The Autry has been opening some new galleries and updating others. There was a nice exhibit of Mabel McKay’s Pomo Indian basketry, and the usual excellent art of the West. Below is Maynard Dixon’s “Men of the Red Earth”:
“Men of the Red Earth”
Born in Fresno, California, Maynard Dixon (1875-1946) is probably one of the best painters of the American Southwest. Although the museum was founded by Gene Autry, it attempts to present a panoramic picture of the West, including the land, the Western films, the art, the myths, and the environment.
I’ve always thought it an excellent place for travelers from other countries to visit—though I suppose they will continue to troop to Hollywood and be disappointed.
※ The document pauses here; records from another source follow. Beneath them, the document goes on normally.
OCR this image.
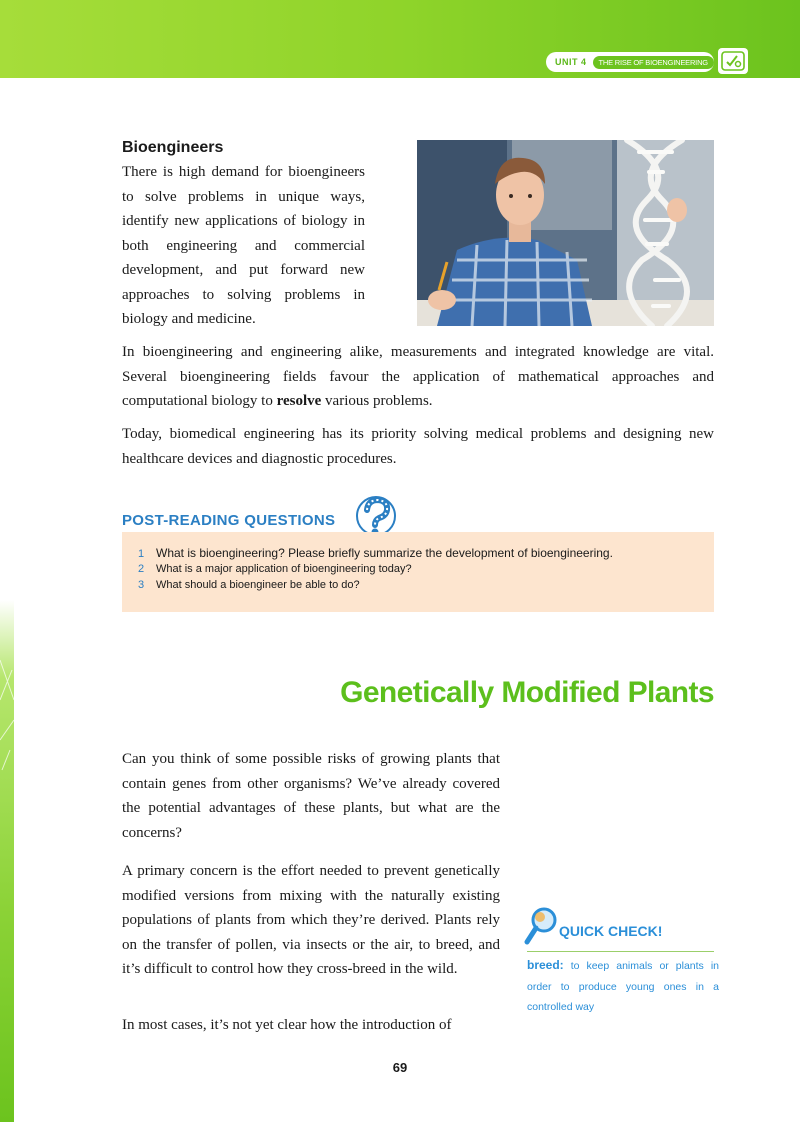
UNIT 4	THE RISE OF BIOENGINEERING
Bioengineers

There is high demand for bioengineers to solve problems in unique ways, identify new applications of biology in both engineering and commercial development, and put forward new approaches to solving problems in biology and medicine.

In bioengineering and engineering alike, measurements and integrated knowledge are vital. Several bioengineering fields favour the application of mathematical approaches and computational biology to resolve various problems.

Today, biomedical engineering has its priority solving medical problems and designing new healthcare devices and diagnostic procedures.

POST-READING QUESTIONS
1 What is bioengineering? Please briefly summarize the development of bioengineering.
2	What is a major application of bioengineering today?
3	What should a bioengineer be able to do?
Genetically Modified Plants

Can you think of some possible risks of growing plants that contain genes from other organisms? We’ve already covered the potential advantages of these plants, but what are the concerns?

A primary concern is the effort needed to prevent genetically modified versions from mixing with the naturally existing populations of plants from which they’re derived. Plants rely on the transfer of pollen, via insects or the air, to breed, and it’s difficult to control how they cross-breed in the wild.

In most cases, it’s not yet clear how the introduction of

QUICK CHECK!

breed: to keep animals or plants in order to produce young ones in a controlled way

69
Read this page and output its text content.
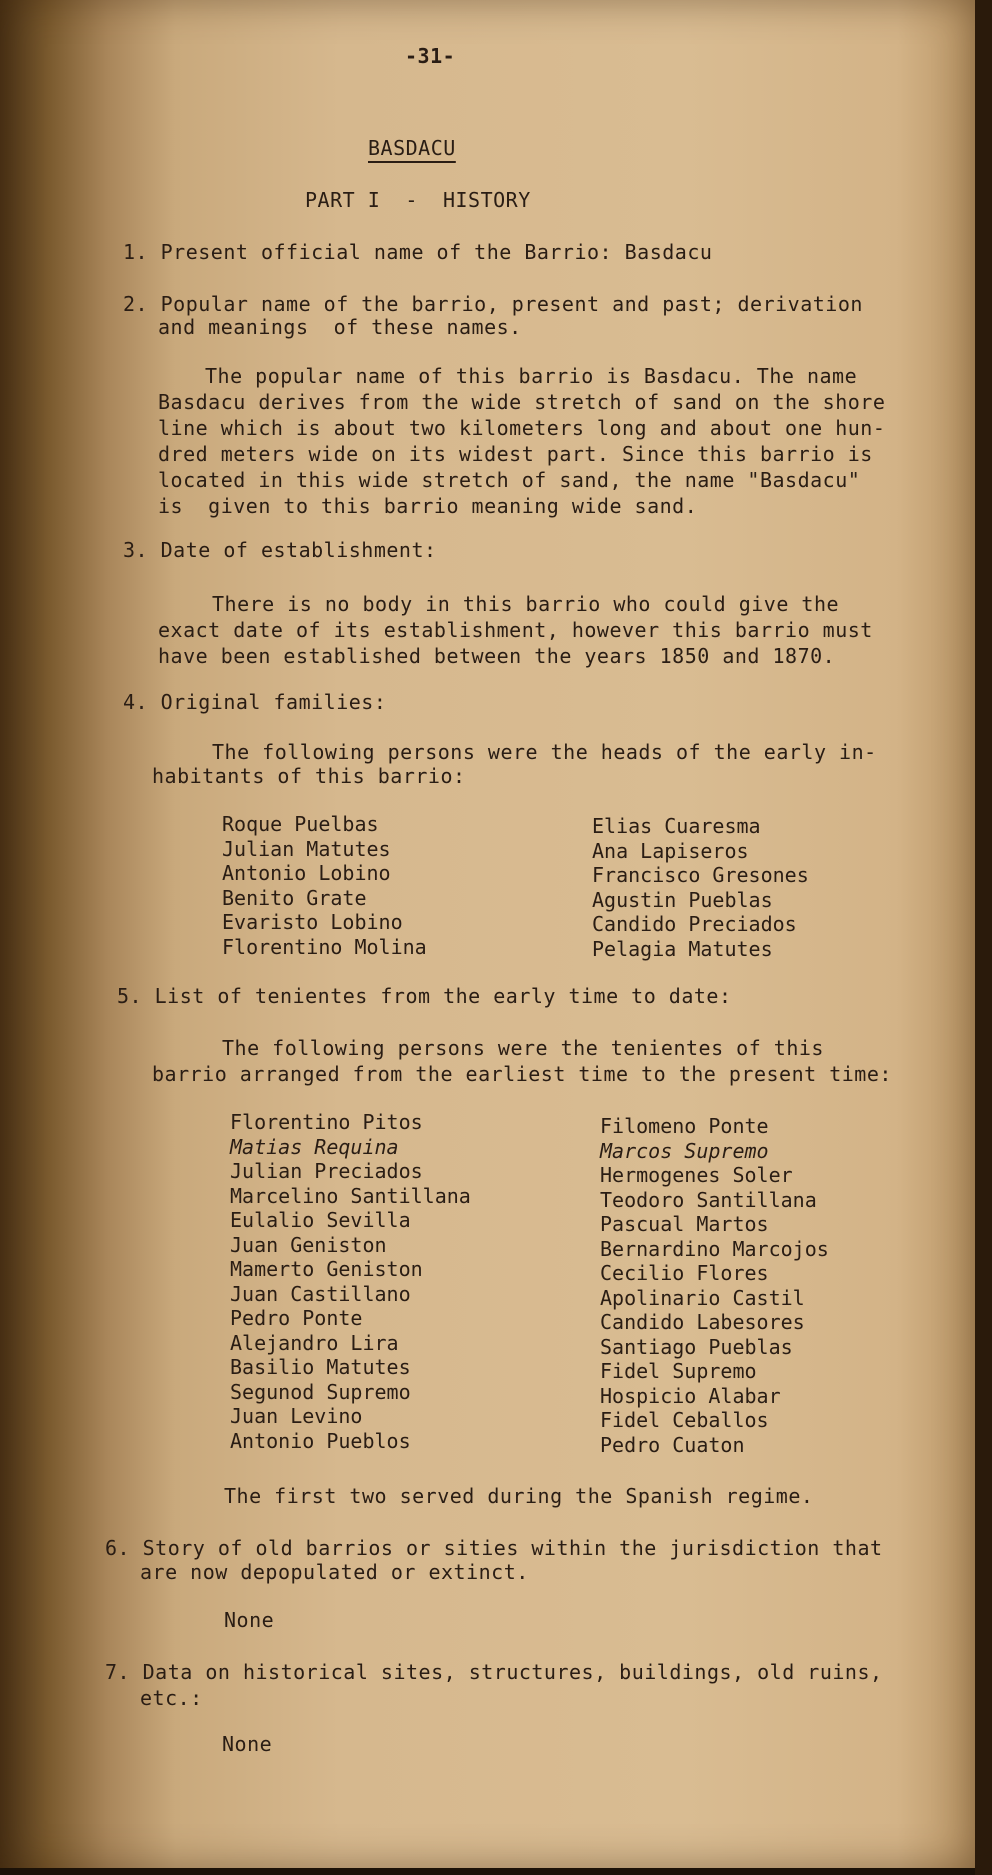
-31-
BASDACU
PART I  -  HISTORY
1. Present official name of the Barrio: Basdacu
2. Popular name of the barrio, present and past; derivation
and meanings  of these names.
The popular name of this barrio is Basdacu. The name
Basdacu derives from the wide stretch of sand on the shore
line which is about two kilometers long and about one hun-
dred meters wide on its widest part. Since this barrio is
located in this wide stretch of sand, the name "Basdacu"
is  given to this barrio meaning wide sand.
3. Date of establishment:
There is no body in this barrio who could give the
exact date of its establishment, however this barrio must
have been established between the years 1850 and 1870.
4. Original families:
The following persons were the heads of the early in-
habitants of this barrio:
Roque Puelbas
Julian Matutes
Antonio Lobino
Benito Grate
Evaristo Lobino
Florentino Molina
Elias Cuaresma
Ana Lapiseros
Francisco Gresones
Agustin Pueblas
Candido Preciados
Pelagia Matutes
5. List of tenientes from the early time to date:
The following persons were the tenientes of this
barrio arranged from the earliest time to the present time:
Florentino Pitos
Matias Requina
Julian Preciados
Marcelino Santillana
Eulalio Sevilla
Juan Geniston
Mamerto Geniston
Juan Castillano
Pedro Ponte
Alejandro Lira
Basilio Matutes
Segunod Supremo
Juan Levino
Antonio Pueblos
Filomeno Ponte
Marcos Supremo
Hermogenes Soler
Teodoro Santillana
Pascual Martos
Bernardino Marcojos
Cecilio Flores
Apolinario Castil
Candido Labesores
Santiago Pueblas
Fidel Supremo
Hospicio Alabar
Fidel Ceballos
Pedro Cuaton
The first two served during the Spanish regime.
6. Story of old barrios or sities within the jurisdiction that
are now depopulated or extinct.
None
7. Data on historical sites, structures, buildings, old ruins,
etc.:
None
Paul Pletka’s Paintings “Tears of the Lord” at the Autry National Center
One of the paintings I saw on Saturday’s visit to the Autry National Center is Paul Pletka’s “Tears of the Lord,” which depicts a bloody crucifixion on an Aztec cross, with native Americans in ceremonial garb walking by the foot of the cross.
It reminds me of the strange mix of Christianity with Andean religions that I saw in Peru in 2014. As one who has had a Catholic education through age 17, I was amazed by the beauty and ornateness of the churches in Lima, Arequipa, Puno, and Cusco. The farther I got from the larger cities, however, the more I saw signs of local religious practices alongside the Catholic images.
In the 1980s, when my brother and I visited the State of Chiapas in southern Mexico, we saw something even more extreme—so extreme, in fact, that we were made to sign statements in advance that we would not photograph inside the church or any of the religious ceremonies. The penalty for violation? Tourists had been killed for disrespect of the local customs. In the church of San Juan Chamula, the Christian statuary was decked out with corncobs and flowers. All pews had been removed, and the Mayans prayed by lying on their stomachs with their arms outstretched. The altar was de-emphasized altogether. Instead, there were various worship stations scattered around the nave.
And where was the local priest? The Catholic clergy had been kicked out more than a hundred years previously as part of a revolt. The churches they left behind were adapted to highland Mayan religion.
As I look at Pletka’s painting, I see the native peoples of the Americas incorporating all or part of Christianity, but insisting on their own brand of religious syncretism as well. At the tiny church in Corporaque, Peru, near Colca Canyon, I felt very far indeed from the Cathedral at Cusco. The only modern touch was that I was being filmed. Apparently, a nearby church was ransacked by thieves; and many of the small churches took measures to protect their ecclesiastical treasures.
James Doolin’s Painting “Bridges”
On past visits to the Autry National Center’s exhibit of paintings of the West, I had always admired James Doolin’s “Bridges” (illustrated above). By now, I have begun to believe that it is one of the most representative landscapes of Los Angeles, simultaneously showing the present web of freeways and, underneath all the concrete, the desert.
I could almost swear the scenes are of the Pasadena Freeway (I-110), which I drove today on the way back from visiting Bill and Kathy Korn in Altadena. It looks like the stretch as you approach downtown L.A. from the north. You can see the 1930s concrete work (in fact the year 1937 appears on the lower left abutment).